It was a year ago this month (its now being November, and time flying and whatnot) that Alan Quine, going to the net in Hartford, went down behind the goal line, allowing the other five players on the ice in overtime to go the other way.
The breaks evened out so hard tonight that he found himself alone with the other five players on the ice trying to catch up to him. The puck hadn’t gone in behind Christopher Gibson. He put the puck in for Bridgeport.
It comes down to that, pretty much, 10 seconds between Hunter Shinkaruk cutting to his left and Quine going high glove that ended an odd night.
So let’s talk about three-on-three! (I hear you groan. Get back here.)
Quine finds it exciting. Sure. Brent Thompson called him “an elite scorer in this league.” Give him an inch there, he’ll give you the rest of the night off. But it is the kind of chaos where one break — like two guys going to the net, one going through momentum to the boards, and one guy left behind for a breakaway? — is decisive.
“It’s a bit of a mess,” Mike Halmo said. “We really don’t practice it. We don’t really play it too often.”
You know how fond we are in This Space of Thompson’s “That’s not playoff hockey” line. He said something similar Sunday.
“At the end of the day, three-on-three is not real hockey,” Thompson said. “It’s fun for the fans. It’s fun to be part of on the winning end, that’s for sure. At the end of the day, it’s not real hockey, but it’s exciting.”
It’s worth a point in the standings, too, somehow. Might as well go and get it. Took good timing from Halmo and good luck, but Bridgeport got it.

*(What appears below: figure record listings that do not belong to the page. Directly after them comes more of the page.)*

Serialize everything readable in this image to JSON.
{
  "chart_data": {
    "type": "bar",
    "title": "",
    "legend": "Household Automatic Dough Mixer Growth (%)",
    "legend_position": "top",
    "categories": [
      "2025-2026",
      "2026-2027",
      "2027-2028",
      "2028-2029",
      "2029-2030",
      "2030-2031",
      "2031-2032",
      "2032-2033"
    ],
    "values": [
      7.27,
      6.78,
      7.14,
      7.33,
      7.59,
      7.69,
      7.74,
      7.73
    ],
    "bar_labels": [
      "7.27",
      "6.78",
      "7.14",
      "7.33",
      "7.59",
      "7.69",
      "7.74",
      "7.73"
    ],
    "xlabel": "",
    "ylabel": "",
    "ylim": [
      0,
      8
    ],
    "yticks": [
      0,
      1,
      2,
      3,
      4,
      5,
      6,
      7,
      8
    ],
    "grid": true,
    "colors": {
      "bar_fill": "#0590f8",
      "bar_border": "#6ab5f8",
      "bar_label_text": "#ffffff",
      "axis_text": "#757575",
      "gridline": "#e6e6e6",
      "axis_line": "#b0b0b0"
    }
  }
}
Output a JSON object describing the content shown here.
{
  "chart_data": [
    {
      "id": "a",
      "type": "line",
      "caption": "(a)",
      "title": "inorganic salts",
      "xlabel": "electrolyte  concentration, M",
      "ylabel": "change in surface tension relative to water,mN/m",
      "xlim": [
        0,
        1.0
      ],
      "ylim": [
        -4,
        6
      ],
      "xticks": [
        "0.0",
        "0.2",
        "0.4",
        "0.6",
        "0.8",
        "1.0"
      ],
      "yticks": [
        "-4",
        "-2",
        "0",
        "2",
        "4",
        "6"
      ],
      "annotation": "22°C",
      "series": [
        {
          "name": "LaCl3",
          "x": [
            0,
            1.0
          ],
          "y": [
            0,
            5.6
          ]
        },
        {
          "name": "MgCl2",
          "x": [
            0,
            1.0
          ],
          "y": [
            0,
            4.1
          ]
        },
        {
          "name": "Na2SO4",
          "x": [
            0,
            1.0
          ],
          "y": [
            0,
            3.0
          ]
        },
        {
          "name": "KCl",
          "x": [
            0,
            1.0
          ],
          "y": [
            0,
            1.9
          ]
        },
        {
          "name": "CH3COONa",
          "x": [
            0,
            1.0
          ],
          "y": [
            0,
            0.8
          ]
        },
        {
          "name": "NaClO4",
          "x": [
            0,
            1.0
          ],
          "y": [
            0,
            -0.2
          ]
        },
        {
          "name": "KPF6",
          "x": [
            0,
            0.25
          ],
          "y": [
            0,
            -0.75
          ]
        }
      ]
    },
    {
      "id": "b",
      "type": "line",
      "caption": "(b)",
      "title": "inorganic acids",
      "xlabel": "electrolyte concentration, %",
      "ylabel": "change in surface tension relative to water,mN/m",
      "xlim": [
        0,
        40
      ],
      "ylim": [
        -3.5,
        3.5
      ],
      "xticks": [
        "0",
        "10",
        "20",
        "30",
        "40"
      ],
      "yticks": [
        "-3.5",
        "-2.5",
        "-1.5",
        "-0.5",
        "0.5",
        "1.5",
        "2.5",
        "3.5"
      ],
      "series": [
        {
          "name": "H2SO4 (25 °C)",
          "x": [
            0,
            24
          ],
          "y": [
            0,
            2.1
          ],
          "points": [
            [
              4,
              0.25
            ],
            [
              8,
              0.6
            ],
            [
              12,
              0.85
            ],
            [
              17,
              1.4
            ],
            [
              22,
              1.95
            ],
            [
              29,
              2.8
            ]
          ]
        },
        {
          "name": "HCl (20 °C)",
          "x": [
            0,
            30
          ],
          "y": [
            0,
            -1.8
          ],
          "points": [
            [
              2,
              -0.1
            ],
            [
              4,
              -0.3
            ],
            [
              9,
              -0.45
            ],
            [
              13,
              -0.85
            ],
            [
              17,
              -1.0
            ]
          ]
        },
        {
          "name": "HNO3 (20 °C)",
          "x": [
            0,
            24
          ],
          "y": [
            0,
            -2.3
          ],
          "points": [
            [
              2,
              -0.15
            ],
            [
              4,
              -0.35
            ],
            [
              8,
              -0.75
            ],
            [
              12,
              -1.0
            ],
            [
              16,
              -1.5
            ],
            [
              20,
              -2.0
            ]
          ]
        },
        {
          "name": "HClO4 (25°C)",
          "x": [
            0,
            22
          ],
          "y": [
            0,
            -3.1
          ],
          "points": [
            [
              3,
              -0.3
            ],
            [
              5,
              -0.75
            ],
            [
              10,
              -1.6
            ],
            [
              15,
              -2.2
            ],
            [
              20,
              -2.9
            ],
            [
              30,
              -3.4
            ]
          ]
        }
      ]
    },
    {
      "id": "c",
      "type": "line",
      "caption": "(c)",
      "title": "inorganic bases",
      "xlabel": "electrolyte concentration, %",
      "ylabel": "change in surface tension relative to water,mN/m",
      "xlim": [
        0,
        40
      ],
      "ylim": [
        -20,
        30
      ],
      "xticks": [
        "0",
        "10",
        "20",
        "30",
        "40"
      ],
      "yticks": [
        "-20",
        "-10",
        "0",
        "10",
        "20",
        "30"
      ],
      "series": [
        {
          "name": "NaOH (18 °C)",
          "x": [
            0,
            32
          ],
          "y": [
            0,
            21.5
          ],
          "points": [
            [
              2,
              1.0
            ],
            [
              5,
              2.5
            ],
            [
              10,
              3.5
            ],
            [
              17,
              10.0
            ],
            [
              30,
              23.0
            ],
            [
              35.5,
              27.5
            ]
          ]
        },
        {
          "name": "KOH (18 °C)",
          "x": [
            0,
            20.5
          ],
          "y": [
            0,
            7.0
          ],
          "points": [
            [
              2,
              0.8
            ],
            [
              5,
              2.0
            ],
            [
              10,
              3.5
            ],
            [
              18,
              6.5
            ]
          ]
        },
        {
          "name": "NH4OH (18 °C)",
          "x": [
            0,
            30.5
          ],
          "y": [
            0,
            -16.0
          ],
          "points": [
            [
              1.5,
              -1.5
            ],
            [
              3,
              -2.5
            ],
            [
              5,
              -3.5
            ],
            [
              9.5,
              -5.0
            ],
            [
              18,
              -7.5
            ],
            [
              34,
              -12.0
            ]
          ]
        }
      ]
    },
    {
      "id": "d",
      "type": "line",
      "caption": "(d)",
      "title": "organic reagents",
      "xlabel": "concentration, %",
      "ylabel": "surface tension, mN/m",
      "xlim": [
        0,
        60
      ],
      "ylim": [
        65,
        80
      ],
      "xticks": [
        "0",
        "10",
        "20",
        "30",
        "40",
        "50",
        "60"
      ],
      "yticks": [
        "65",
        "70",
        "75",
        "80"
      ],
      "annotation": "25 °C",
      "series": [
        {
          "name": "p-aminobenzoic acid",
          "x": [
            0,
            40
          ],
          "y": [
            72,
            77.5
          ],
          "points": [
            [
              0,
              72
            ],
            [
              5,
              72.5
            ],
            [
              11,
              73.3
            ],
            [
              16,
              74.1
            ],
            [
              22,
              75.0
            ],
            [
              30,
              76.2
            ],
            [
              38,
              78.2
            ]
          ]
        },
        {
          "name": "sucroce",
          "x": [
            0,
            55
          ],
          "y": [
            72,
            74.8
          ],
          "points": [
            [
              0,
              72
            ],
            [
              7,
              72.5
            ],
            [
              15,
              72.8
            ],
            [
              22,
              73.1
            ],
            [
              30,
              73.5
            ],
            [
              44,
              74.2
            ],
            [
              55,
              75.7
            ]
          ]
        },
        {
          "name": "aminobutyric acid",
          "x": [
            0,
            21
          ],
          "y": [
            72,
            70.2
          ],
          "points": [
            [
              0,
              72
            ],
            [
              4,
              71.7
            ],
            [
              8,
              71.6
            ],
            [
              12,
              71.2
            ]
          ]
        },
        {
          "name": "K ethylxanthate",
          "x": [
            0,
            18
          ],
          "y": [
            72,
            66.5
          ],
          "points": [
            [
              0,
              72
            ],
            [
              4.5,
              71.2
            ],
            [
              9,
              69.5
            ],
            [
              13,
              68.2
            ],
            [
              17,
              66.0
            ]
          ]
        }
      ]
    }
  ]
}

All that said, it was, generally, a decent enough game for Bridgeport. In the three-in-three narrative, this one seemed to fall into the “team that played while other was idle is sharper” and the “rested team comes on later” template. Shots on goal aside, the Comets had the better of the play through the first period, but a stick-slash helped Bridgeport get even.
“I’m proud of the effort level,” Thompson said. “They really responded to the challenge tonight.”
The power play had been 0-for-13 before the Ryan Pulock goal. It got another on Justin Vaive’s deflection in the second period (floodgate’s open for Vaive, eh?). And the penalty kill went 3-for-3.
“It was nice to see special teams, both, dialed in,” Thompson said.
Brass was in the house. Speculate away.
Prescout. Andrey Pedan tonight; Aaron Ness on Wednesday.
This Wall Street Journal story about the history of “trick(s) or treat(s)” would be cool enough without the reference to an Alberta town that produced one of the greatest Sound Tigers ever.
Speaking of which, off to watch the rest of this. Team’s off tomorrow. See you Tuesday.